Linear Genetic Programming

Download Linear Genetic Programming PDF Online Free

Author :
Publisher : Springer Science & Business Media
ISBN 13 : 0387310304
Total Pages : 323 pages
Book Rating : 4.05/5 ( download)

DOWNLOAD NOW!


Book Synopsis Linear Genetic Programming by : Markus F. Brameier

Download or read book Linear Genetic Programming written by Markus F. Brameier and published by Springer Science & Business Media. This book was released on 2007-02-25 with total page 323 pages. Available in PDF, EPUB and Kindle. Book excerpt: Linear Genetic Programming presents a variant of Genetic Programming that evolves imperative computer programs as linear sequences of instructions, in contrast to the more traditional functional expressions or syntax trees. Typical GP phenomena, such as non-effective code, neutral variations, and code growth are investigated from the perspective of linear GP. This book serves as a reference for researchers; it includes sufficient introductory material for students and newcomers to the field.

Practical Computer Vision Applications Using Deep Learning with CNNs

Download Practical Computer Vision Applications Using Deep Learning with CNNs PDF Online Free

Author :
Publisher : Apress
ISBN 13 : 1484241673
Total Pages : 421 pages
Book Rating : 4.77/5 ( download)

DOWNLOAD NOW!


Book Synopsis Practical Computer Vision Applications Using Deep Learning with CNNs by : Ahmed Fawzy Gad

Download or read book Practical Computer Vision Applications Using Deep Learning with CNNs written by Ahmed Fawzy Gad and published by Apress.
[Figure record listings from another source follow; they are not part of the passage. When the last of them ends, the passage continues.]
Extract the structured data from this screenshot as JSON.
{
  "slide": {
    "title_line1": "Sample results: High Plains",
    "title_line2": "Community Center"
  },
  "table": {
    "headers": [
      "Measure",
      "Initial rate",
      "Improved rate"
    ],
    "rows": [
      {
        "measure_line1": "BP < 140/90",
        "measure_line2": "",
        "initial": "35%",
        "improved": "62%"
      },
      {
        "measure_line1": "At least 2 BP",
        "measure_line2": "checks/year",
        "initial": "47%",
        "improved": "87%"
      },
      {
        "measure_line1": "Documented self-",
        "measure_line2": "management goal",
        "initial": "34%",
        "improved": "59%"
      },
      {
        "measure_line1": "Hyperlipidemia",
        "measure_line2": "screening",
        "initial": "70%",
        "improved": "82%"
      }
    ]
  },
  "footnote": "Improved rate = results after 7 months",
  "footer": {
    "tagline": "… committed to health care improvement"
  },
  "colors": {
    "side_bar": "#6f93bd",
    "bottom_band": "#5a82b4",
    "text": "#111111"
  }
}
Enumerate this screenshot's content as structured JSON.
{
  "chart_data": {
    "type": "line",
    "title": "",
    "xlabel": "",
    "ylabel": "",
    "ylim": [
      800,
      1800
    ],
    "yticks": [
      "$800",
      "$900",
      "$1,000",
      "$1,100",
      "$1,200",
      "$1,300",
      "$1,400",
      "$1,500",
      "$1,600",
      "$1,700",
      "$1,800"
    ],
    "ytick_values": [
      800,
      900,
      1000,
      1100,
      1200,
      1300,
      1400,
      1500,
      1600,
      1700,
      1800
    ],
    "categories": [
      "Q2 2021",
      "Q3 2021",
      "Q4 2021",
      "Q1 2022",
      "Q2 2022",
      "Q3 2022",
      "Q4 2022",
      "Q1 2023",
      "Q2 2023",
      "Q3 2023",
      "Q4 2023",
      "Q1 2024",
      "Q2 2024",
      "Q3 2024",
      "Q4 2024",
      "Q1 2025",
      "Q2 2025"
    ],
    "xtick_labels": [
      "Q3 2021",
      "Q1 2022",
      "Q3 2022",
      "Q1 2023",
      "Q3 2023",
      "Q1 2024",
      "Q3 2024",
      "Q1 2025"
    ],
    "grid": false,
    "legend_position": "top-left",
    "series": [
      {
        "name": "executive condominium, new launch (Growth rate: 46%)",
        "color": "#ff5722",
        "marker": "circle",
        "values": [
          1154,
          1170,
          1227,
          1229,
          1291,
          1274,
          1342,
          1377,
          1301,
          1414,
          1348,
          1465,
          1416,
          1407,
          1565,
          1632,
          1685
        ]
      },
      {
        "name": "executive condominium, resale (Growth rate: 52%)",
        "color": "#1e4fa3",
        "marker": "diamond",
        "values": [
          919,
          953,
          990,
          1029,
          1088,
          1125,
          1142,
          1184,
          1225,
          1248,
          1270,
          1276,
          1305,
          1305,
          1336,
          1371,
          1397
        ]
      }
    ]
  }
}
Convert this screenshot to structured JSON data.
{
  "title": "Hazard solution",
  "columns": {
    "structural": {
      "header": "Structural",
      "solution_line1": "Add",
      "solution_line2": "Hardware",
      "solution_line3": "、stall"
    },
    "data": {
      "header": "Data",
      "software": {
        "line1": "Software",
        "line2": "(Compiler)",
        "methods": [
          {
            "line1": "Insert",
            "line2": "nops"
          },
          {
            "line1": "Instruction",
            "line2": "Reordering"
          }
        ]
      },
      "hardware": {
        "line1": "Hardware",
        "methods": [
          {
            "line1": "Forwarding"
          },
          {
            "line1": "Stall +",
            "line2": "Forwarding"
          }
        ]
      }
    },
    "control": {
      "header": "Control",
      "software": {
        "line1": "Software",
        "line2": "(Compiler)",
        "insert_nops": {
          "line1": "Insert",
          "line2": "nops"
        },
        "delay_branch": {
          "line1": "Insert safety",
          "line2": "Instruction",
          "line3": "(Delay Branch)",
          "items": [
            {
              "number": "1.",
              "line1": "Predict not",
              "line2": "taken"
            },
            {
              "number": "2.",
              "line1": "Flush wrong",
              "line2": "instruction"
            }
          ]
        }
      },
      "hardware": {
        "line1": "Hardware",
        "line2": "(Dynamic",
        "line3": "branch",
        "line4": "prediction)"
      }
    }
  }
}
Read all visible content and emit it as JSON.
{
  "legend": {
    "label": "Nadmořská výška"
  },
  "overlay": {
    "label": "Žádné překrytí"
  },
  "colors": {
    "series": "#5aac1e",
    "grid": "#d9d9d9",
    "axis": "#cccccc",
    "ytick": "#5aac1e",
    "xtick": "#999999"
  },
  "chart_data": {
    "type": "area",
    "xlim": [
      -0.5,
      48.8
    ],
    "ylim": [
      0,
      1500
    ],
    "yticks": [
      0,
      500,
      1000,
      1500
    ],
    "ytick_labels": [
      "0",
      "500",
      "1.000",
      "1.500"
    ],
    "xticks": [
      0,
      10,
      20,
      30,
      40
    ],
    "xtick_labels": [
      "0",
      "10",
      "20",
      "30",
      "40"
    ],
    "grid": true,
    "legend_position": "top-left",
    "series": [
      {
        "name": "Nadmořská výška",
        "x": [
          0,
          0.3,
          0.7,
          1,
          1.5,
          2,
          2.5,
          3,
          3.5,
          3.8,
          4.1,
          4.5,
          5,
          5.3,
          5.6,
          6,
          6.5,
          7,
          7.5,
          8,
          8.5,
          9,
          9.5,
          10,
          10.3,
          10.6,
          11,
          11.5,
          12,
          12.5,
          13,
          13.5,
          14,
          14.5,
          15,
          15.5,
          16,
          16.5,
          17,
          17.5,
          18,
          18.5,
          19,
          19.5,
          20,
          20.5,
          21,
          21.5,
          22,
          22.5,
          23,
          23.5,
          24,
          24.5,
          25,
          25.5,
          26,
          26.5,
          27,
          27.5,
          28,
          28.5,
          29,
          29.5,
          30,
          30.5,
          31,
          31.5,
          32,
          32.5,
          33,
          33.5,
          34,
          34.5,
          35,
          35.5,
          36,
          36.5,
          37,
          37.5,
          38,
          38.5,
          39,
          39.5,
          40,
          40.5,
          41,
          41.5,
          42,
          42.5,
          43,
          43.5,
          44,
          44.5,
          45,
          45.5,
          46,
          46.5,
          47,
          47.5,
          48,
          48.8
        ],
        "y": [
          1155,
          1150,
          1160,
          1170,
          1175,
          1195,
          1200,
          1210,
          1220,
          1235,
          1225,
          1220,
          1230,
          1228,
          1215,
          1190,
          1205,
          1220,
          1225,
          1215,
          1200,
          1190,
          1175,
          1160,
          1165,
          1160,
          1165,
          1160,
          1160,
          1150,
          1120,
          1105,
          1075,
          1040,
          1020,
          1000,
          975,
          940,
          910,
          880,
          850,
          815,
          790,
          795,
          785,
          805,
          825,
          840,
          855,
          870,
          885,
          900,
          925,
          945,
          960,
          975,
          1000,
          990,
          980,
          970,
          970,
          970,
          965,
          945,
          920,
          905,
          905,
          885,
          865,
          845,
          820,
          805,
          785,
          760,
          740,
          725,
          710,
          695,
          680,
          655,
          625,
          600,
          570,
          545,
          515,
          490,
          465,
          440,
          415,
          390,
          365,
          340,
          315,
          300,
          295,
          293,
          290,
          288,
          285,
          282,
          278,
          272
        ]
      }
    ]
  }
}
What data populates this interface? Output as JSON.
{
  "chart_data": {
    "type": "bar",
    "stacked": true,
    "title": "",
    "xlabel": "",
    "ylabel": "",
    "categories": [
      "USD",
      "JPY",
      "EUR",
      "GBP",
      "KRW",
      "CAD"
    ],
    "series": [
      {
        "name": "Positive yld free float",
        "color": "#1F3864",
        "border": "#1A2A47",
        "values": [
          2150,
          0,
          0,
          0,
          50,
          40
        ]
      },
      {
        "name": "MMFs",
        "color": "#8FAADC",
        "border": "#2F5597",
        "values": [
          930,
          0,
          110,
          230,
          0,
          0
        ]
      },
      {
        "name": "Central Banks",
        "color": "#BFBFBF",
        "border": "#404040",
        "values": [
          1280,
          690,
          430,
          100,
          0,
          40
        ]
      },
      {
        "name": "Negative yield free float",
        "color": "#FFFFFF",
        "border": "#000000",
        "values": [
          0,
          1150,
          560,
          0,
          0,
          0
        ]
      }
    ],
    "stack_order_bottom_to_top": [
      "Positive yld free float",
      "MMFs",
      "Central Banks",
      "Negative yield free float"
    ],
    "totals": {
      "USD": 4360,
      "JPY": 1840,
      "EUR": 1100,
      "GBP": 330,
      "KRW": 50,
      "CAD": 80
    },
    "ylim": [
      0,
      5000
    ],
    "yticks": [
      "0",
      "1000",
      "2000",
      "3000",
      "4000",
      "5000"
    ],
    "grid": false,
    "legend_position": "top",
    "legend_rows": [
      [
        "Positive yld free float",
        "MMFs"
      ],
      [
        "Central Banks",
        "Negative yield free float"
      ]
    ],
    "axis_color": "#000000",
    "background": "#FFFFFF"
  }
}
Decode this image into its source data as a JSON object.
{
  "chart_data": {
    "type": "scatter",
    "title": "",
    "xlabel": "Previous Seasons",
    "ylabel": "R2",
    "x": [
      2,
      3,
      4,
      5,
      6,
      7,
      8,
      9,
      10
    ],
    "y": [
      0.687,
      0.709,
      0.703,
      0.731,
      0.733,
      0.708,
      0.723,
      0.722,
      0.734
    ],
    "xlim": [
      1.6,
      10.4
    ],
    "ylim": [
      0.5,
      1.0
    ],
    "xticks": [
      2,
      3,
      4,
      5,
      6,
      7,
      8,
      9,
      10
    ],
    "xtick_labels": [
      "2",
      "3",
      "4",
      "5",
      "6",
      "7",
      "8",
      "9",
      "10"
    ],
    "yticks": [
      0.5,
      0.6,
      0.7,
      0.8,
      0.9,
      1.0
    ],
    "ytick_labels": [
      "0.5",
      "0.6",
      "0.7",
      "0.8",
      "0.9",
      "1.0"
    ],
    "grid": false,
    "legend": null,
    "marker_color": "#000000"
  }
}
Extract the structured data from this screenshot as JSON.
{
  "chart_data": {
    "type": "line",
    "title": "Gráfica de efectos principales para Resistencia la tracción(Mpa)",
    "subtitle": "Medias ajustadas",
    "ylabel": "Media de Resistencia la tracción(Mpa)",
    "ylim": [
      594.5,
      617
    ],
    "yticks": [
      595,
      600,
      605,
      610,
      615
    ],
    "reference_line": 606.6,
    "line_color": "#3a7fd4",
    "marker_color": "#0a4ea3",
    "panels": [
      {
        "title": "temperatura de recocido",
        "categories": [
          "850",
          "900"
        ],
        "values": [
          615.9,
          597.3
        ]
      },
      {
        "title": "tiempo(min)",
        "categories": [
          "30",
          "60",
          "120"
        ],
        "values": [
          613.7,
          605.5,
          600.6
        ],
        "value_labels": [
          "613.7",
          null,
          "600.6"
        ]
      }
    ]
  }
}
This book was released on 2018-12-05 with total page 421 pages. Available in PDF, EPUB and Kindle. Book excerpt: Deploy deep learning applications into production across multiple platforms. You will work on computer vision applications that use the convolutional neural network (CNN) deep learning model and Python. This book starts by explaining the traditional machine-learning pipeline, where you will analyze an image dataset. Along the way you will cover artificial neural networks (ANNs), building one from scratch in Python, before optimizing it using genetic algorithms. For automating the process, the book highlights the limitations of traditional hand-crafted features for computer vision and why the CNN deep-learning model is the state-of-art solution. CNNs are discussed from scratch to demonstrate how they are different and more efficient than the fully connected ANN (FCNN). You will implement a CNN in Python to give you a full understanding of the model. After consolidating the basics, you will use TensorFlow to build a practical image-recognition model that you will deploy to a web server using Flask, making it accessible over the Internet. Using Kivy and NumPy, you will create cross-platform data science applications with low overheads. This book will help you apply deep learning and computer vision concepts from scratch, step-by-step from conception to production. What You Will Learn Understand how ANNs and CNNs work Create computer vision applications and CNNs from scratch using PythonFollow a deep learning project from conception to production using TensorFlowUse NumPy with Kivy to build cross-platform data science applications Who This Book Is ForData scientists, machine learning and deep learning engineers, software developers.